Il Sindaco, Messere Onofrio Scannapieco ed i Deputati del popolo parteciparono ai convenuti quanto stava accadendo a Sarno. La vita ed il Trono di Ferdinando erano in serio pericolo e certamente avrebbe avuto mala sorte se non vi fosse stato l'intervento armato di militi. Fra gli uomini validi alle armi, l'Università né scelse cinquecento, lasciando gli altri alla difesa della Città. Dello spontaneo aiuto dei cinquecento militi cavesi a Sarno non v'è certezza documentale, ma lo storico Roberto Damiani, nelle note biografiche dei Capitani di Guerra, operanti in Italia dal 1300 al 1530, indica che alla Battaglia di Sarno del luglio 1460, con Ferrante d'Aragona, fra gli altri annovera: Giovannello Grimaldi, Giosuè Longo, Marino Longo, Matteo Stendardo e Bernardo Quaranta, tutti figli di note casate cavesi.

La storia, invece, ricorda che la Città di Cava fu l'unica a rimanere fedele alla causa aragonese, incurante del futuro rischio che avrebbe corso qualora l'esito definitivo della battaglia fosse stato favorevole per Giovanni, Duca d'Angiò, che tutti i signori del tempo davano per vincente; resta il fatto che dal 19 al 28 agosto 1460 la Città di Cava subì spietati "guasti" per mano angioina al quale non mancò l'appoggio del Principe di Salerno, ma nonostante ciò, la Città di Cava confermò la sua fedeltà alla Casa aragonese.

Tornando alla ricezione della Pergamena in bianco, ricordiamo che poiché l'Università di Cava non avanzò mai alcuna richiesta, per le già confermate ragioni di deferenza alla Casa Aragonese, quest'ultima il 22 settembre 1460 convocò, presso la reale corte di Napoli, i rappresentanti del popolo cavoto, affinché chiarissero le ragioni per le quali non avessero avanzato alcuna pretesa.

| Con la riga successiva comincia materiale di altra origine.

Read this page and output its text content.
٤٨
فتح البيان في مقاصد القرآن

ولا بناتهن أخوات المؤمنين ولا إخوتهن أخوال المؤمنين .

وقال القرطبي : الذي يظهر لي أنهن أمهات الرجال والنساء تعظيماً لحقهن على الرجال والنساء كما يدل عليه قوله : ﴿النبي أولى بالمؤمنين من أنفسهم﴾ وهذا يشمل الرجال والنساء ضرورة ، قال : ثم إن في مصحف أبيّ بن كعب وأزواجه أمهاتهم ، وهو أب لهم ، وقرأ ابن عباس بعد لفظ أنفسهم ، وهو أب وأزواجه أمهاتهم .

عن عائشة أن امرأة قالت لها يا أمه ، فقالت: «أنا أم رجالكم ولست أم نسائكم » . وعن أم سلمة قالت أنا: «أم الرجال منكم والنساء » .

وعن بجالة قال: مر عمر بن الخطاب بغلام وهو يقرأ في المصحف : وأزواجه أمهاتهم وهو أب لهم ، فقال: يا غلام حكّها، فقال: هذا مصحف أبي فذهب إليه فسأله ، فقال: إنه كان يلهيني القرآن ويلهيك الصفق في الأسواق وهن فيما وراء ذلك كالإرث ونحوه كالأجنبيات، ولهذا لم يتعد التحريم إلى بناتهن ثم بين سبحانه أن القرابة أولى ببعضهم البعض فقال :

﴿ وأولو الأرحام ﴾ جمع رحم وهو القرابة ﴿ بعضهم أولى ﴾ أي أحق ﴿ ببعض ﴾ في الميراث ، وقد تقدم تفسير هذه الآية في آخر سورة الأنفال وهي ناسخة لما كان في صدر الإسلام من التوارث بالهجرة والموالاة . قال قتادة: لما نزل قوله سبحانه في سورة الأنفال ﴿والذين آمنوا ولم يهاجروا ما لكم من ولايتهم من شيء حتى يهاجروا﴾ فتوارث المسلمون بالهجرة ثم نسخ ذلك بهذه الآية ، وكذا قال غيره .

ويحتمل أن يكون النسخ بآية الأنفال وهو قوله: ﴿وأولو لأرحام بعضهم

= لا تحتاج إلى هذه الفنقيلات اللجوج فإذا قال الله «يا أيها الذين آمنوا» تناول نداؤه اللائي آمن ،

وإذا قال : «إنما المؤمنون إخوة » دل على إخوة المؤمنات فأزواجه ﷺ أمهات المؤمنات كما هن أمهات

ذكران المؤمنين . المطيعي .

L'Università inviò: Pietro Cola Longo, Tommaso Gagliardi, Leonetto de Curtis, Petrosino de Jordano, Bernardo Quaranta e Petrillo de Monica, i quali, forti dell'orgoglio cavajuolo, confermarono al giovane Re che non avevano d'avanzare alcuna richiesta. Re Ferrante, a tal punto, consegnò loro un'altra corposa epistola (sei pagine), nella quale indicò i privilegi concessi allo valoroso et fidelissimo popolo cavajuolo, tra cui quello di: non pagare gabelle di sorta, sia nel vendere e sia nell'acquistare in tutto il Regno (dalla Rocca di San Benedetto del Tronto, sul versante adriatico, a Terracina, sul tirreno, a Lampedusa) e di fregiare gli scudi, gli stemmi ed i vessilli della Città di Cava delle armi o pali aragonesi: ...dipingere seu sculpire, at parte dextera, duas barras auream et rubeam, domus nostrae Regie Aragonie nec non et supra scutum coronam nostram Regiam.... La traduzione indica: ""dipingere o scolpire, nella parte destra, due barre una d'oro ed una rossa, della dimora del nostro Re d'Aragona e sopra lo scudo la nostra corona Regia"".